Tuliúno falou; Ele disse que, com ações muito cuidadosas e consistentes, eles levaram quase três meses para cegar Don Juan para tudo, exceto o que ele era levado a esperar. Depois desses três meses, sua cegueira era tão pronunciada que os Túlios deixaram de ser cuidadosos. Eles até agiam normalmente dentro de casa, até parando de usar roupas idênticas, sem que Dom Juan percebesse a diferença.

Quando os outros aprendizes chegaram à casa, os Tulios tiveram que começar tudo de novo. A situação ficou difícil para eles, porque havia muitos aprendizes e todos eram muito inteligentes. Tuliúno então falou sobre a aparência de Túlio. Ele disse que, de acordo com o nagual Elías, a aparência é a essência da loucura controlada; Portanto, os espreitadores criam a aparência por intento, em vez de consegui-la com a ajuda de disfarces. Os trajes criam aparências artificiais que o olho percebe consciente ou inconscientemente. Nesse sentido, intentar aparências é exclusivamente um exercício de manejo do intento.

Então Tulítre falou. Ele disse que as aparências são solicitadas ao espírito ou convocadas pela força, mas nunca são inventadas racionalmente. A aparição de Túlio foi fortemente criticada. O nagual Elías colocou os quatro juntos em um pequeno galpão onde mal cabiam. Lá o espírito falou com eles. Ele lhes disse que eles deveriam primeiro tentar se tornar homogêneos. Depois de quatro semanas de isolamento total, a homogeneidade chegou até eles.

O nagual Elías disse-lhes que o intento os havia fundido uns aos outros, e que assim eles haviam adquirido a certeza de que a individualidade de cada um passaria despercebida. O segundo estágio era destacar da forma mais forte possível a aparência que seria percebida pelo espectador. Eles então insistiram em chamar o intento de dar-lhes a aparência de Túlio que Don Juan tinha visto. Eles tiveram que trabalhar duro para aperfeiçoá-lo. Sob a orientação do professor, eles se concentraram em todos os detalhes que o tornariam perfeito.

Os quatro Túlios deram a Don Juan uma demonstração das características mais divertidas e marcantes de Túlio; que eram: gestos muito marcados de arrogância e desdém; virar a cabeça abruptamente para a direita, para demonstrar raiva; movimentos do tronco, para esconder parte do rosto com o ombro esquerdo; passar furiosamente a mão sobre os olhos, como se quisesse afastar os cabelos da testa; o ritmo e os movimentos de um homem impaciente e ágil, nervoso demais para ficar em um lugar e incapaz de decidir para onde ir.

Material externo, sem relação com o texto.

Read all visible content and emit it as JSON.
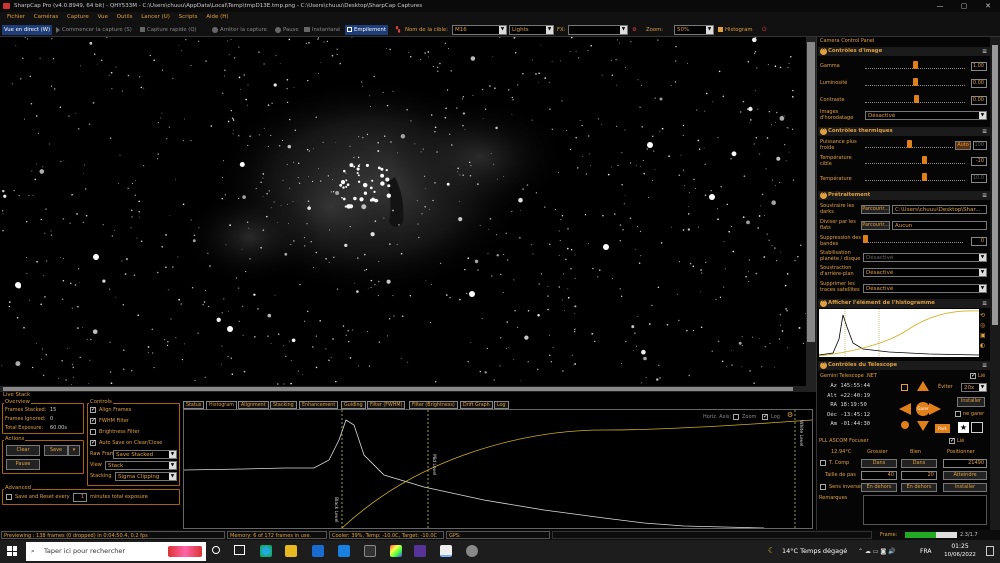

Dom Juan disse que esses detalhes de conduta e muitos outros fizeram de Túlio um personagem inesquecível. Ele era tão inesquecível que, para projetar Túlio em Don Juan e nos outros aprendizes, como numa tela de cinema, bastava que um dos quatro insinuasse um traço de Túlio; Os aprendizes automaticamente forneciam o resto.

Dom Juan disse que, devido à tremenda consistência dos dados fornecidos pelos quatro homens, Túlio era a essência de uma pessoa repugnante, tanto para ele quanto para os outros aprendizes. Mas, ao mesmo tempo, se tivessem olhado profundamente dentro de si mesmos, teriam admitido que Túlio era assombroso. Ele era rápido, misterioso e dava a impressão, quer soubesse ou não, de ser uma sombra.

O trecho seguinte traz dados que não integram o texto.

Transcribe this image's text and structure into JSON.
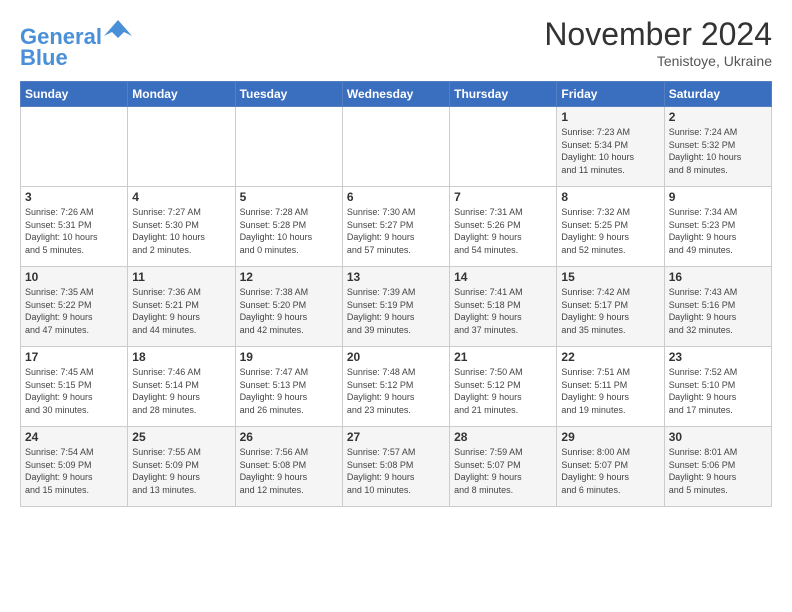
{
  "logo": {
    "line1": "General",
    "line2": "Blue"
  },
  "title": "November 2024",
  "location": "Tenistoye, Ukraine",
  "days_header": [
    "Sunday",
    "Monday",
    "Tuesday",
    "Wednesday",
    "Thursday",
    "Friday",
    "Saturday"
  ],
  "weeks": [
    [
      {
        "day": "",
        "info": ""
      },
      {
        "day": "",
        "info": ""
      },
      {
        "day": "",
        "info": ""
      },
      {
        "day": "",
        "info": ""
      },
      {
        "day": "",
        "info": ""
      },
      {
        "day": "1",
        "info": "Sunrise: 7:23 AM\nSunset: 5:34 PM\nDaylight: 10 hours\nand 11 minutes."
      },
      {
        "day": "2",
        "info": "Sunrise: 7:24 AM\nSunset: 5:32 PM\nDaylight: 10 hours\nand 8 minutes."
      }
    ],
    [
      {
        "day": "3",
        "info": "Sunrise: 7:26 AM\nSunset: 5:31 PM\nDaylight: 10 hours\nand 5 minutes."
      },
      {
        "day": "4",
        "info": "Sunrise: 7:27 AM\nSunset: 5:30 PM\nDaylight: 10 hours\nand 2 minutes."
      },
      {
        "day": "5",
        "info": "Sunrise: 7:28 AM\nSunset: 5:28 PM\nDaylight: 10 hours\nand 0 minutes."
      },
      {
        "day": "6",
        "info": "Sunrise: 7:30 AM\nSunset: 5:27 PM\nDaylight: 9 hours\nand 57 minutes."
      },
      {
        "day": "7",
        "info": "Sunrise: 7:31 AM\nSunset: 5:26 PM\nDaylight: 9 hours\nand 54 minutes."
      },
      {
        "day": "8",
        "info": "Sunrise: 7:32 AM\nSunset: 5:25 PM\nDaylight: 9 hours\nand 52 minutes."
      },
      {
        "day": "9",
        "info": "Sunrise: 7:34 AM\nSunset: 5:23 PM\nDaylight: 9 hours\nand 49 minutes."
      }
    ],
    [
      {
        "day": "10",
        "info": "Sunrise: 7:35 AM\nSunset: 5:22 PM\nDaylight: 9 hours\nand 47 minutes."
      },
      {
        "day": "11",
        "info": "Sunrise: 7:36 AM\nSunset: 5:21 PM\nDaylight: 9 hours\nand 44 minutes."
      },
      {
        "day": "12",
        "info": "Sunrise: 7:38 AM\nSunset: 5:20 PM\nDaylight: 9 hours\nand 42 minutes."
      },
      {
        "day": "13",
        "info": "Sunrise: 7:39 AM\nSunset: 5:19 PM\nDaylight: 9 hours\nand 39 minutes."
      },
      {
        "day": "14",
        "info": "Sunrise: 7:41 AM\nSunset: 5:18 PM\nDaylight: 9 hours\nand 37 minutes."
      },
      {
        "day": "15",
        "info": "Sunrise: 7:42 AM\nSunset: 5:17 PM\nDaylight: 9 hours\nand 35 minutes."
      },
      {
        "day": "16",
        "info": "Sunrise: 7:43 AM\nSunset: 5:16 PM\nDaylight: 9 hours\nand 32 minutes."
      }
    ],
    [
      {
        "day": "17",
        "info": "Sunrise: 7:45 AM\nSunset: 5:15 PM\nDaylight: 9 hours\nand 30 minutes."
      },
      {
        "day": "18",
        "info": "Sunrise: 7:46 AM\nSunset: 5:14 PM\nDaylight: 9 hours\nand 28 minutes."
      },
      {
        "day": "19",
        "info": "Sunrise: 7:47 AM\nSunset: 5:13 PM\nDaylight: 9 hours\nand 26 minutes."
      },
      {
        "day": "20",
        "info": "Sunrise: 7:48 AM\nSunset: 5:12 PM\nDaylight: 9 hours\nand 23 minutes."
      },
      {
        "day": "21",
        "info": "Sunrise: 7:50 AM\nSunset: 5:12 PM\nDaylight: 9 hours\nand 21 minutes."
      },
      {
        "day": "22",
        "info": "Sunrise: 7:51 AM\nSunset: 5:11 PM\nDaylight: 9 hours\nand 19 minutes."
      },
      {
        "day": "23",
        "info": "Sunrise: 7:52 AM\nSunset: 5:10 PM\nDaylight: 9 hours\nand 17 minutes."
      }
    ],
    [
      {
        "day": "24",
        "info": "Sunrise: 7:54 AM\nSunset: 5:09 PM\nDaylight: 9 hours\nand 15 minutes."
      },
      {
        "day": "25",
        "info": "Sunrise: 7:55 AM\nSunset: 5:09 PM\nDaylight: 9 hours\nand 13 minutes."
      },
      {
        "day": "26",
        "info": "Sunrise: 7:56 AM\nSunset: 5:08 PM\nDaylight: 9 hours\nand 12 minutes."
      },
      {
        "day": "27",
        "info": "Sunrise: 7:57 AM\nSunset: 5:08 PM\nDaylight: 9 hours\nand 10 minutes."
      },
      {
        "day": "28",
        "info": "Sunrise: 7:59 AM\nSunset: 5:07 PM\nDaylight: 9 hours\nand 8 minutes."
      },
      {
        "day": "29",
        "info": "Sunrise: 8:00 AM\nSunset: 5:07 PM\nDaylight: 9 hours\nand 6 minutes."
      },
      {
        "day": "30",
        "info": "Sunrise: 8:01 AM\nSunset: 5:06 PM\nDaylight: 9 hours\nand 5 minutes."
      }
    ]
  ]
}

Dom Juan perguntou a Tuliúno como eles haviam chamado o intento. Tuliúno explicou a ele que os espreitadores chamam o intento em voz alta. Geralmente o chamam de um quarto pequeno, escuro e isolado. Uma vela é colocada sobre uma mesa preta, com a chama a poucos centímetros dos olhos; Em seguida, pronuncia-se lentamente a palavra intento, modulando-a claramente quantas vezes se considerar necessário. O tom de voz sobe e desce sem qualquer intervenção da vontade.

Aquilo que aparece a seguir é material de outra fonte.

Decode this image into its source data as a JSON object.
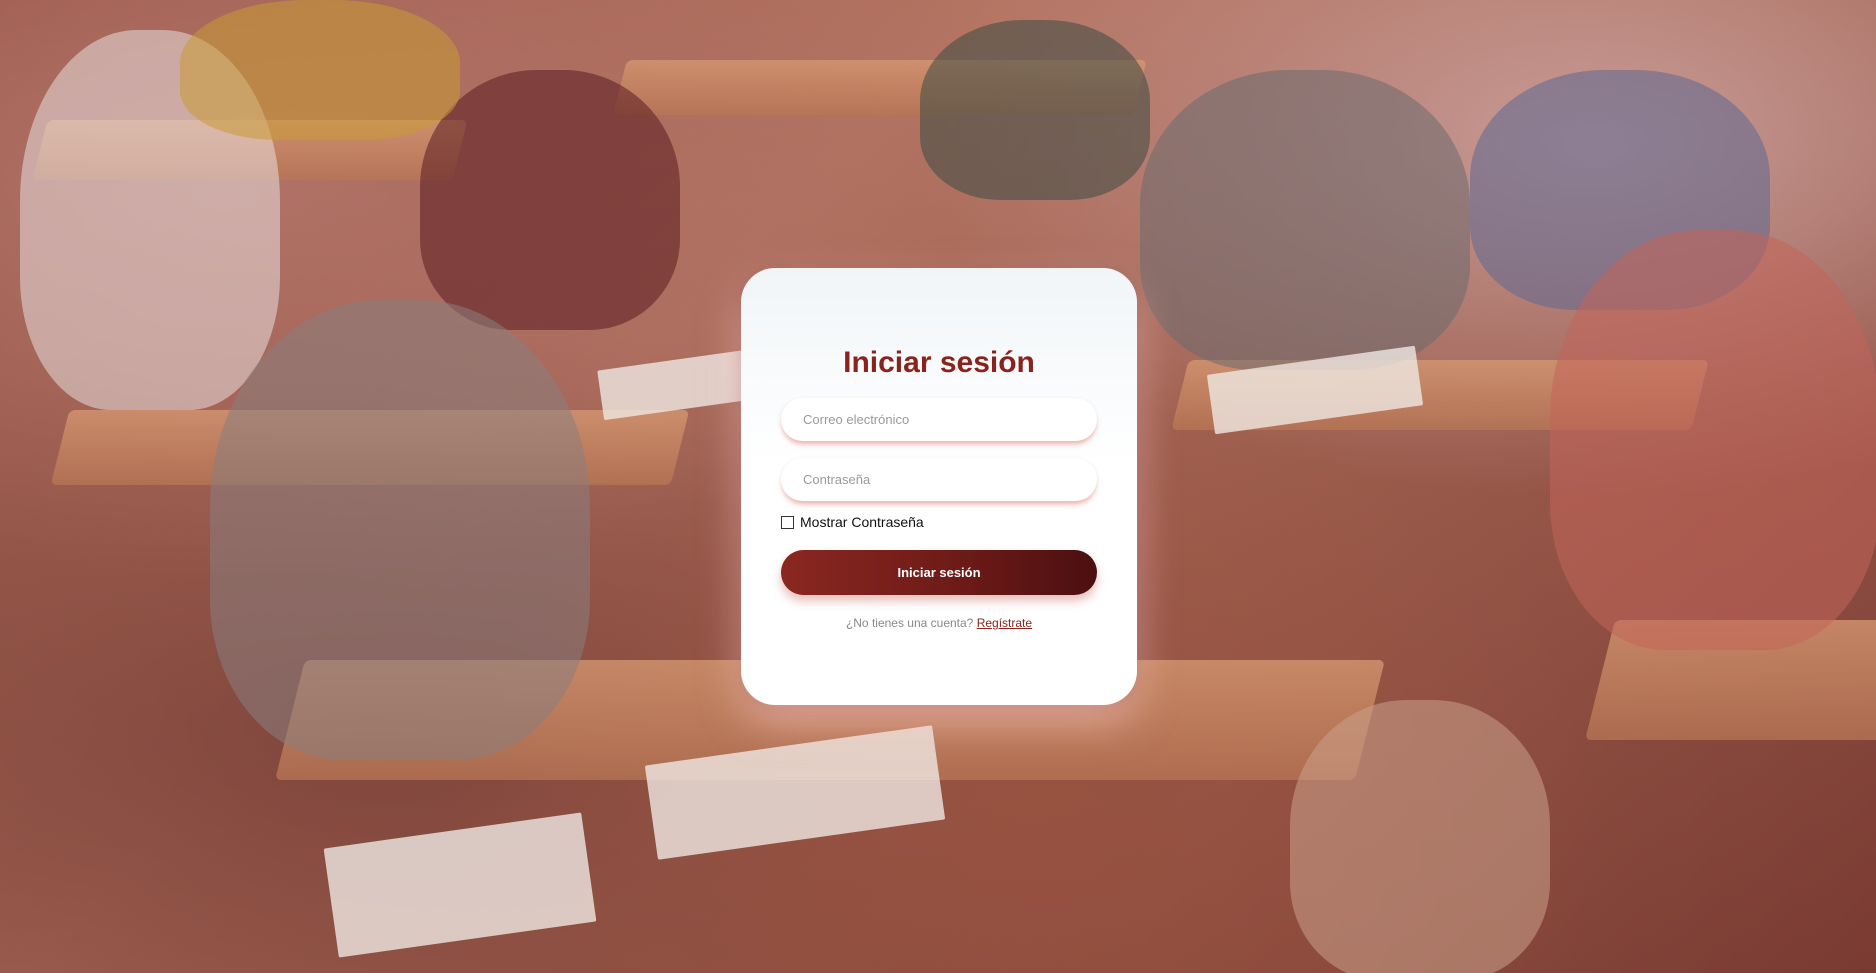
{
  "login": {
    "title": "Iniciar sesión",
    "email_placeholder": "Correo electrónico",
    "email_value": "",
    "password_placeholder": "Contraseña",
    "password_value": "",
    "show_password_label": "Mostrar Contraseña",
    "show_password_checked": false,
    "submit_label": "Iniciar sesión",
    "register_prompt": "¿No tienes una cuenta?",
    "register_link": "Regístrate"
  },
  "colors": {
    "accent": "#8a231d",
    "button_gradient_start": "#8a2720",
    "button_gradient_end": "#4b0f10",
    "card_background": "#ffffff"
  }
}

Tuliúno enfatizou que a parte indispensável em chamar o intento é a concentração total no que está sendo tentado. No caso deles, o foco estava na homogeneidade e na aparência de Túlio. Após serem fundidos para esse propósito, eles levaram alguns anos para construir a certeza completa de que tanto sua homogeneidade quanto a aparição de Túlio seriam realidades irrefutáveis para os espectadores.